If it hadn’t been for the everything outside, away beyond the balcony (for, thank Heaven, no Spanish house is complete without one!), no amount of philosophy could have atoned for that room. It was simply white with the accumulated dust of no one knew how long. Our shoes made tracks on the floor, and our satchels made clean spots on the bureau. Two slab-sided, lumpy beds suggested troubled dreams. Two thin, threadbare little towels lay on the rickety, dusty wash-stand, and an old cracked pitcher held the stuff we must call water. A thin partition of matched boards dividing ours from the next “apartments,” rattled as we deposited our things in various places which looked a little cleaner than the places which were not so clean.
Had it not been for the balcony, we could never have endured it; though we had put up in queer places before. We had not even the satisfaction of leaning on the balcony rail; it was too dusty. But we could stand, and we did stand, looking out over and beyond the picturesque buildings, to the everlasting hills, to the Andes, their lofty summits encircling us like an emerald girdle, with calm La Silla thousands of feet above all.
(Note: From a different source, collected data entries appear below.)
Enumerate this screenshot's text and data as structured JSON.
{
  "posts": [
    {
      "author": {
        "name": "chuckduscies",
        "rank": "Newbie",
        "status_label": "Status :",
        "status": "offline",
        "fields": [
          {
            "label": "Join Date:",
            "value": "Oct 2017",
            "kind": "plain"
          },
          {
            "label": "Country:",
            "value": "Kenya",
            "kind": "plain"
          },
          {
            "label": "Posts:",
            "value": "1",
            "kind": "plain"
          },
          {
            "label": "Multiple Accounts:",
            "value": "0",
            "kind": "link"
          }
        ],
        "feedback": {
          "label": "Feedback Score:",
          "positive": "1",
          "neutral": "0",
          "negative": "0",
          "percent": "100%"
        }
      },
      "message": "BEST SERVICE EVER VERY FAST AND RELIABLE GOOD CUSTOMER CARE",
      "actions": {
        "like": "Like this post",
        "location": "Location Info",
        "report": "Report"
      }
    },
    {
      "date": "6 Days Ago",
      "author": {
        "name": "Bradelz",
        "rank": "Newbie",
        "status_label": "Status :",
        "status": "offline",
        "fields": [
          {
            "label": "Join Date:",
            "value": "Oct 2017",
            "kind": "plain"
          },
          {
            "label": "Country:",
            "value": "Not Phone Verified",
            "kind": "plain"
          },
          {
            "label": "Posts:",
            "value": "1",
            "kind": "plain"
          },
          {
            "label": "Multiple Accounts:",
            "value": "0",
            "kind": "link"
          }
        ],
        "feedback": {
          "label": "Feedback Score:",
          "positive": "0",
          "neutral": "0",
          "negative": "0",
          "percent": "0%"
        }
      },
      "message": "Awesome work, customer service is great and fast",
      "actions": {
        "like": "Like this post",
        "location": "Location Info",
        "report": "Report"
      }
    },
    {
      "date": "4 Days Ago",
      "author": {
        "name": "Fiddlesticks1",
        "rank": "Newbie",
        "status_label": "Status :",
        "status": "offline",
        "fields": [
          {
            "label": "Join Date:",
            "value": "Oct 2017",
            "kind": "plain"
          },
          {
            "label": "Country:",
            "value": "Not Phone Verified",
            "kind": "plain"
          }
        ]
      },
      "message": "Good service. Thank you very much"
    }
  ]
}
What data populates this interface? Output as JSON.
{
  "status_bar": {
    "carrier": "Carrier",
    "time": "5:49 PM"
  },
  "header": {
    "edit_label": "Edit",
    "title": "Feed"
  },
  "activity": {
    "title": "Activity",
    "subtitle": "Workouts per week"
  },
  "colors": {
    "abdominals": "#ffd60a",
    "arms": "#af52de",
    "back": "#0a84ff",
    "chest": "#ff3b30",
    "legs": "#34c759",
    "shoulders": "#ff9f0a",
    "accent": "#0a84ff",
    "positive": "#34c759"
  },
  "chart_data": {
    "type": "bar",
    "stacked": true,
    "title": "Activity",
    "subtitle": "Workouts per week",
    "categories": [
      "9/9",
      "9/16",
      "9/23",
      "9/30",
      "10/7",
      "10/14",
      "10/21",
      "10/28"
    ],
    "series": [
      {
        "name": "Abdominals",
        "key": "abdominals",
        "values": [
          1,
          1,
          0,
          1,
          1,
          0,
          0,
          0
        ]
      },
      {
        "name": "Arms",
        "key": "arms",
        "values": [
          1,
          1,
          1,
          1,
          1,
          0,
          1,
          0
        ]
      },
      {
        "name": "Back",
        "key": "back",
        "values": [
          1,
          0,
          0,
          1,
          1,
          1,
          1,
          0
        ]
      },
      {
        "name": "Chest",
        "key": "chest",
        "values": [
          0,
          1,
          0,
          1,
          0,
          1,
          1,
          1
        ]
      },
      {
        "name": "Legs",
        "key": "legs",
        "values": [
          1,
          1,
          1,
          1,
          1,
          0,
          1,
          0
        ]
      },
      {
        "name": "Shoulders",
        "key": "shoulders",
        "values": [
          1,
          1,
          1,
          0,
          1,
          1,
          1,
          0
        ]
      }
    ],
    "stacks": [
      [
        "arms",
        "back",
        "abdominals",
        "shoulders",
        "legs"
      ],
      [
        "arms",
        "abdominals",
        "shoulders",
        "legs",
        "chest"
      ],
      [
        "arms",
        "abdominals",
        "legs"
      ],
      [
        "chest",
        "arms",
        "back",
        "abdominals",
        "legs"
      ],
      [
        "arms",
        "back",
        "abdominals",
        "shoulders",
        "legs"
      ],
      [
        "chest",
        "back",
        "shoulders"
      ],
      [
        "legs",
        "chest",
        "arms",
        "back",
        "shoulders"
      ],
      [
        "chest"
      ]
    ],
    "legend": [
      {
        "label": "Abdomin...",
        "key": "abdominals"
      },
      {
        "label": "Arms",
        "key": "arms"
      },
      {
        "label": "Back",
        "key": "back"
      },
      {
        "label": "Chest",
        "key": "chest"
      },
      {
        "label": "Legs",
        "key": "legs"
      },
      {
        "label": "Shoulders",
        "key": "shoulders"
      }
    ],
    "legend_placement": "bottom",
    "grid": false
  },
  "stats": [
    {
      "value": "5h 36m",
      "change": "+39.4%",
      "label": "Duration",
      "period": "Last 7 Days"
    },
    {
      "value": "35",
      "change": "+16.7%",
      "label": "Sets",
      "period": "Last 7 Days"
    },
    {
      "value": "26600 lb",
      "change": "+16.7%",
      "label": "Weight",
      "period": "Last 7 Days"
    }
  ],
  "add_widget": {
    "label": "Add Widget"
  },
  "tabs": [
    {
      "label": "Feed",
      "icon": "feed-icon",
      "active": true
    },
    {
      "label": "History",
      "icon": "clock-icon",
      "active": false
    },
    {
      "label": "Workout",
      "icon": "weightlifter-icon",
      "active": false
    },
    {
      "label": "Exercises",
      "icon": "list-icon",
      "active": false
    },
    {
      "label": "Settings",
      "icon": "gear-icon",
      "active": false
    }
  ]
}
Below us lay the city and the Square of Bolivar, with the bronze statue of the great Liberator in the centre, in the midst of a phalanx of palms, rising above the dust and the glaring white walk.
VI.
To the left, the Cathedral, one compensation at least for all the rest. What combination of characteristics is it that makes the Spaniard such a marvellous builder, and, at the same time, such a wretched maintainer? He builds a Cathedral to be a joy for all time; its lines fall into beauty as naturally as the bird’s flight toward its nest. Whatever he builds, he builds for posterity; simply, beautifully, gracefully. Even his straight rows of hemmed-in city houses have a touch of beauty about them somewhere; and in the Cathedral, his true artistic sense finds full expression. Close at hand the noble Campanile, swung with ancient bells, watches in serene dignity and beauty the moving, streaming life below. Sweet lines, harmonious to the eye, lift the Cathedral from the hideous dirt and unkempt streets; from the whirling dust and circling buzzards, to a sphere of forgetfulness, where beauty struggles for the supremacy she holds with royal hand so long as we continue to gaze upward.
But once let our eyes leave the mountains and the Tower, and it all changes into that other picture, the other side of the life of that curious compound of traits, the Spaniard. For here, South American as he calls himself, down deep in his heart he is ever the Spaniard, and although he has claimed his independence of the mother country these many years, through the heroic victories of Bolivar and his brave associates, his characteristics are Spanish, his arts are Spanish, his life is Spanish; his glorious Cathedral is Spanish, and his horrible streets are Spanish; his magnificent statue of Bolivar is Spanish, and the dowdy, dusty garden about it is Spanish. Was he ever intended to be a householder? Should not his portion be to beautify the earth by his artistic intuition, and let the rest of us, who do not comprehend the A B C of his art, be the cleaners and the menders? Is not this a people left like children to build up the semblance of a government from the wrong stuff? Will not the world in time come to see that one race cannot be all things; that some must be artists, and some mechanics; that some must be leaders, and others followers; that some will be the builders of beauty, to last for all time, and others must be the guardians of health, the makers of strong, clean men?